White decided to tackle a preface to Mallory's Arthurian legend. The result was The Sword in the Stone, published in 1938, featuring the time-travelling, body-swapping wizard Merlin tutoring young Arthur, a situation reflected in White's own mentoring by the Cambridge scholar L J Potts. The book is a dazzling tour-de-force of imagination that puts contemporary language in the mouths of its protagonists for the first time.

It was to be the first volume in the increasingly powerful and moving tragedy of King Arthur. Over the next two decades three further parts appeared, and the revised, darker whole was published in 1958 as The Once and Future King. Even this was not the complete story; in 1977 the saga's previously unseen natural conclusion finally turned up in The Book of Merlin. Taken as a whole, they constitute one of the greatest works of 20th-century literature. Merlin's character, as White perceived him, has since been borrowed by any number of lesser authors, while The Sword in the Stone was painfully travestied by Walt Disney.

White moved to the Channel Islands, uncomfortable with his sexuality, never forming close relationships, and continued to write.
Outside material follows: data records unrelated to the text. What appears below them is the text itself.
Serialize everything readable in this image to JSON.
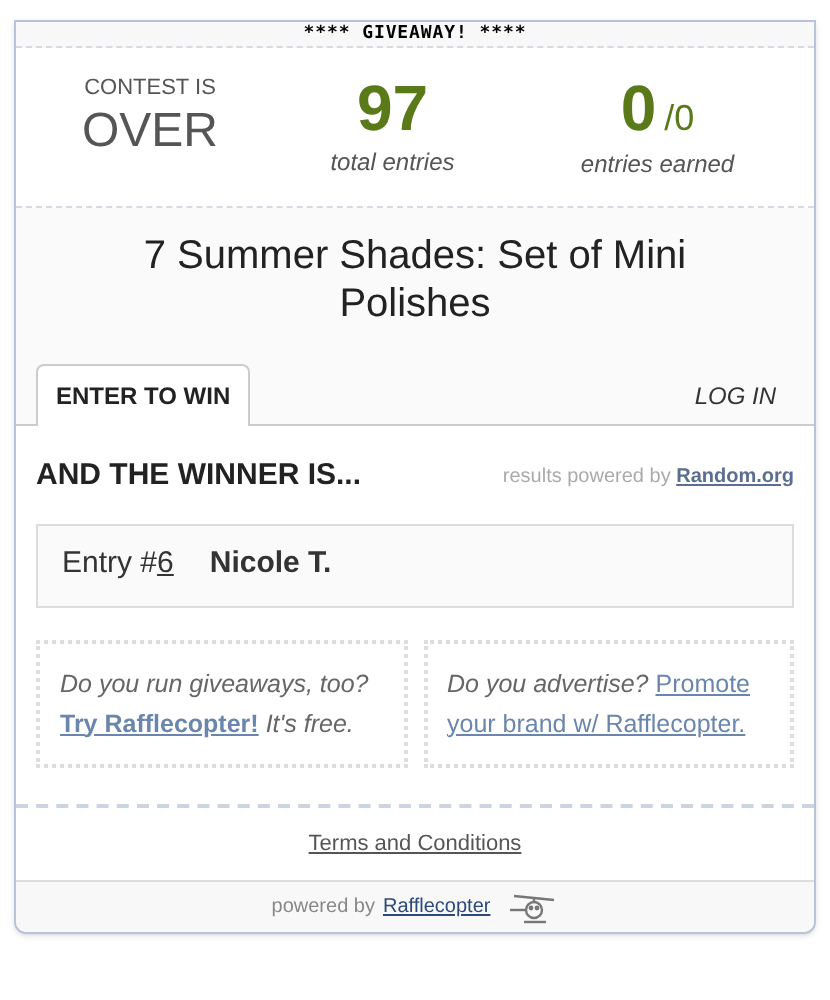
{
  "banner": "**** GIVEAWAY! ****",
  "status": {
    "label": "CONTEST IS",
    "value": "OVER"
  },
  "stats": [
    {
      "value": "97",
      "label": "total entries"
    },
    {
      "value": "0",
      "suffix": "/0",
      "label": "entries earned"
    }
  ],
  "title": "7 Summer Shades: Set of Mini Polishes",
  "tabs": [
    {
      "label": "ENTER TO WIN",
      "selected": true
    },
    {
      "label": "LOG IN",
      "selected": false
    }
  ],
  "winner": {
    "heading": "AND THE WINNER IS...",
    "credit": "results powered by",
    "credit_link": "Random.org",
    "entry_label": "Entry #",
    "entry_number": "6",
    "name": "Nicole T."
  },
  "promos": [
    {
      "question": "Do you run giveaways, too?",
      "link_lines": [
        "Try Rafflecopter!"
      ],
      "tail": "It's free."
    },
    {
      "question": "Do you advertise?",
      "link_lines": [
        "Promote",
        "your brand w/ Rafflecopter."
      ]
    }
  ],
  "terms": "Terms and Conditions",
  "footer": {
    "text": "powered by",
    "link": "Rafflecopter"
  }
}
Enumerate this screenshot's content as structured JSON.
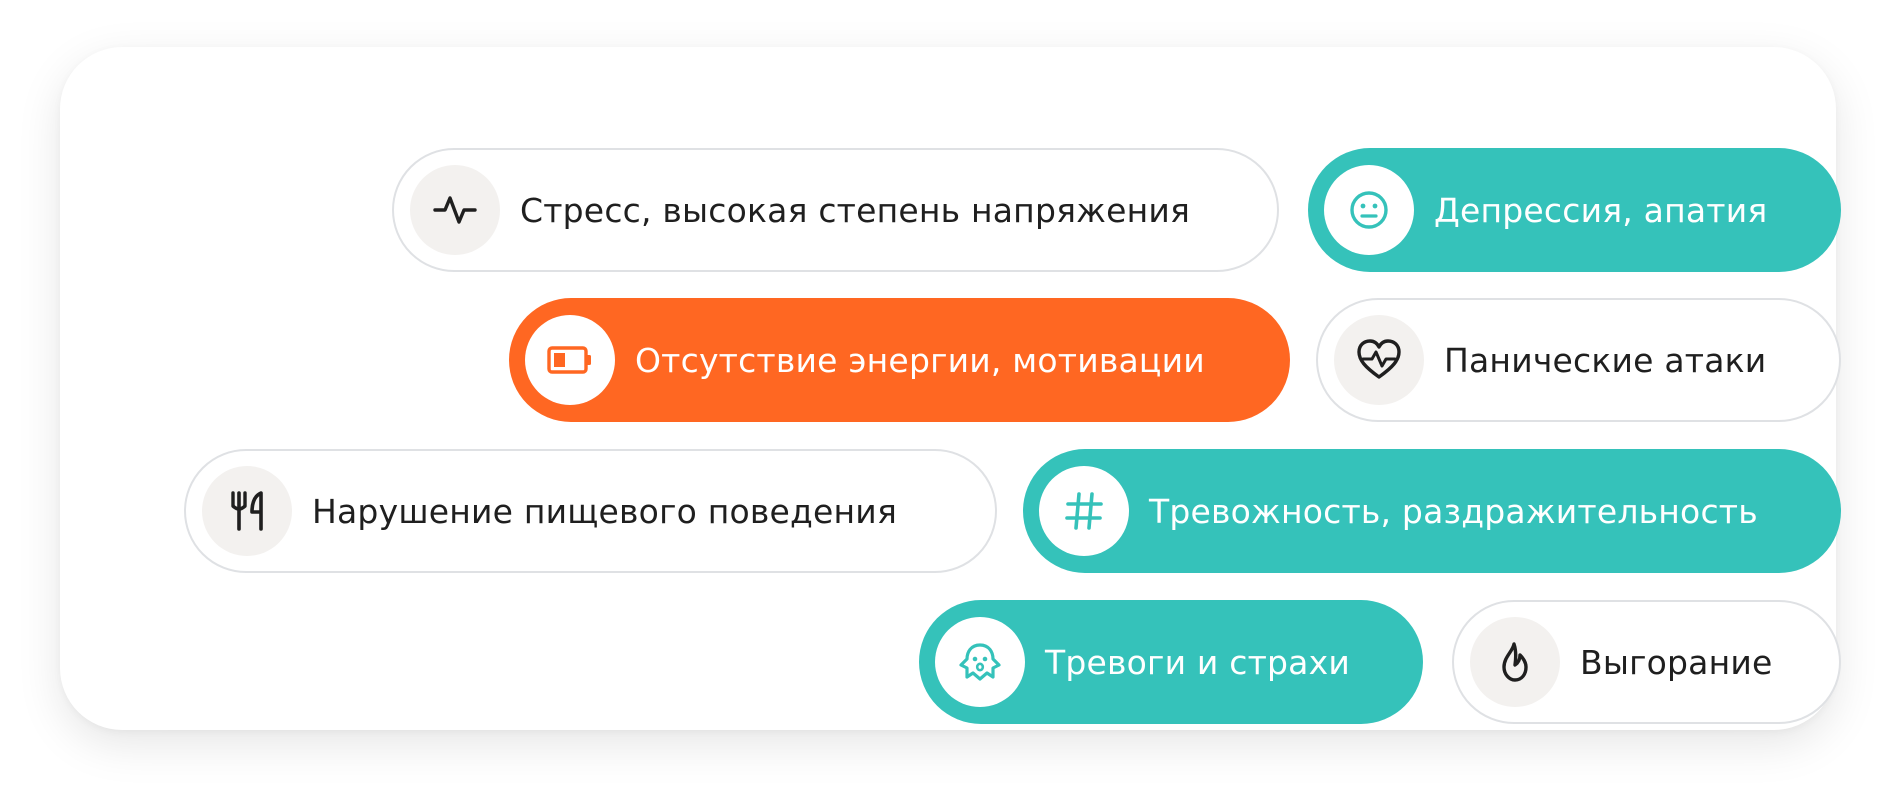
{
  "colors": {
    "teal": "#35c2ba",
    "orange": "#ff6722",
    "outline_border": "#dfe1e4",
    "icon_bg_neutral": "#f3f1ef",
    "text_dark": "#1f1f1f"
  },
  "chips": {
    "stress": {
      "label": "Стресс, высокая степень напряжения",
      "icon": "pulse-icon",
      "style": "outline"
    },
    "depression": {
      "label": "Депрессия, апатия",
      "icon": "neutral-face-icon",
      "style": "teal"
    },
    "energy": {
      "label": "Отсутствие энергии, мотивации",
      "icon": "low-battery-icon",
      "style": "orange"
    },
    "panic": {
      "label": "Панические атаки",
      "icon": "heart-pulse-icon",
      "style": "outline"
    },
    "eating": {
      "label": "Нарушение пищевого поведения",
      "icon": "fork-knife-icon",
      "style": "outline"
    },
    "anxiety": {
      "label": "Тревожность, раздражительность",
      "icon": "hashtag-icon",
      "style": "teal"
    },
    "fears": {
      "label": "Тревоги и страхи",
      "icon": "ghost-icon",
      "style": "teal"
    },
    "burnout": {
      "label": "Выгорание",
      "icon": "flame-icon",
      "style": "outline"
    }
  }
}
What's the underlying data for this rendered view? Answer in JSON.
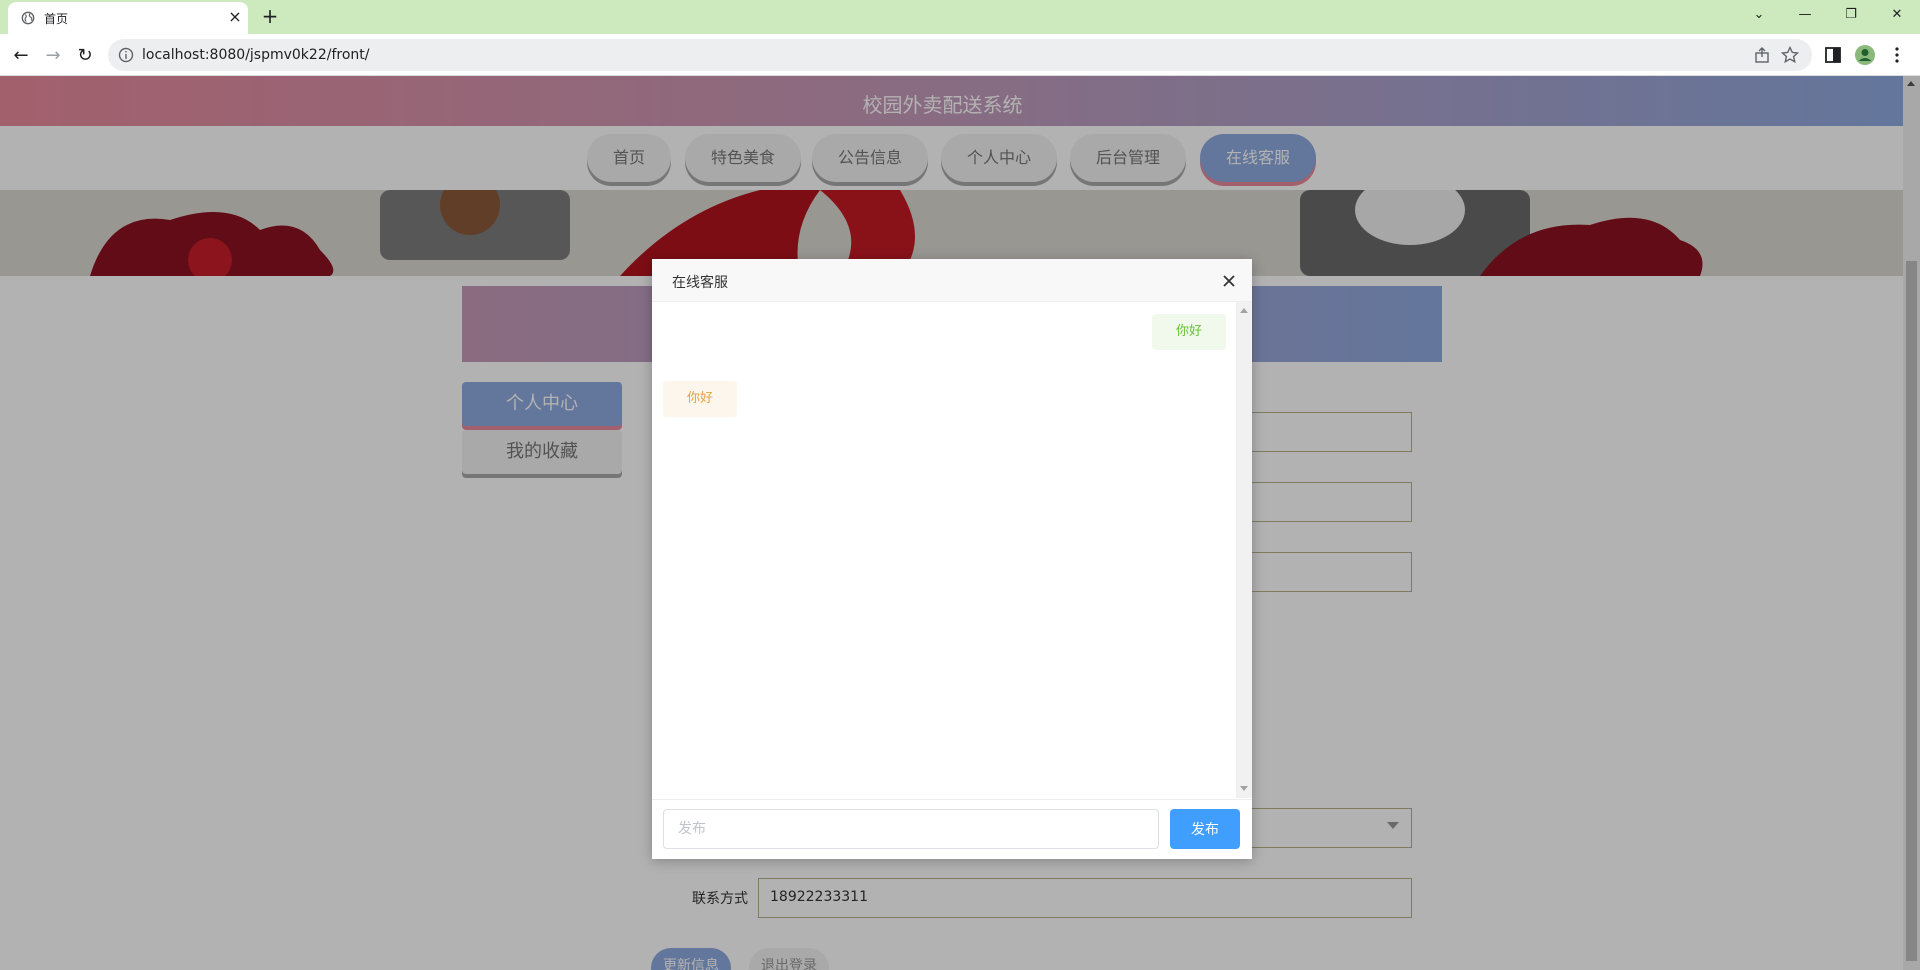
{
  "browser": {
    "tab_title": "首页",
    "tab_close": "×",
    "new_tab": "+",
    "url": "localhost:8080/jspmv0k22/front/",
    "window_controls": {
      "dropdown": "⌄",
      "minimize": "—",
      "restore": "❐",
      "close": "✕"
    },
    "nav": {
      "back": "←",
      "forward": "→",
      "reload": "↻"
    }
  },
  "site": {
    "title": "校园外卖配送系统",
    "menu": [
      "首页",
      "特色美食",
      "公告信息",
      "个人中心",
      "后台管理",
      "在线客服"
    ],
    "active_menu_index": 5,
    "sidebar": [
      "个人中心",
      "我的收藏"
    ],
    "contact_label": "联系方式",
    "contact_value": "18922233311",
    "update_button": "更新信息",
    "logout_button": "退出登录"
  },
  "dialog": {
    "title": "在线客服",
    "messages": [
      {
        "side": "right",
        "text": "你好"
      },
      {
        "side": "left",
        "text": "你好"
      }
    ],
    "input_placeholder": "发布",
    "send_label": "发布"
  },
  "colors": {
    "accent_blue": "#409eff",
    "header_pink": "#e98a9c",
    "header_blue": "#8fa9df",
    "reply_green": "#67c23a",
    "reply_orange": "#e6a23c"
  }
}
My other favourite novel of his is Farewell Victoria, which covers the changing century of its hero Mundy's life in just 128 exquisitely written pages, starting in 1858. Of the adolescent Mundy he tellingly notes: "The forward maturity of the others had confused his secret manhood; he had been frightened of the freemasonry and difference which they possessed." Of the country classes he says: "Manners, etiquette, regulation; these were a recognition of the pleasures of life, which they respected enough to order it." This moving history of an examined life has utterly disappeared, along with much of White's work. It's time this was rediscovered and republished.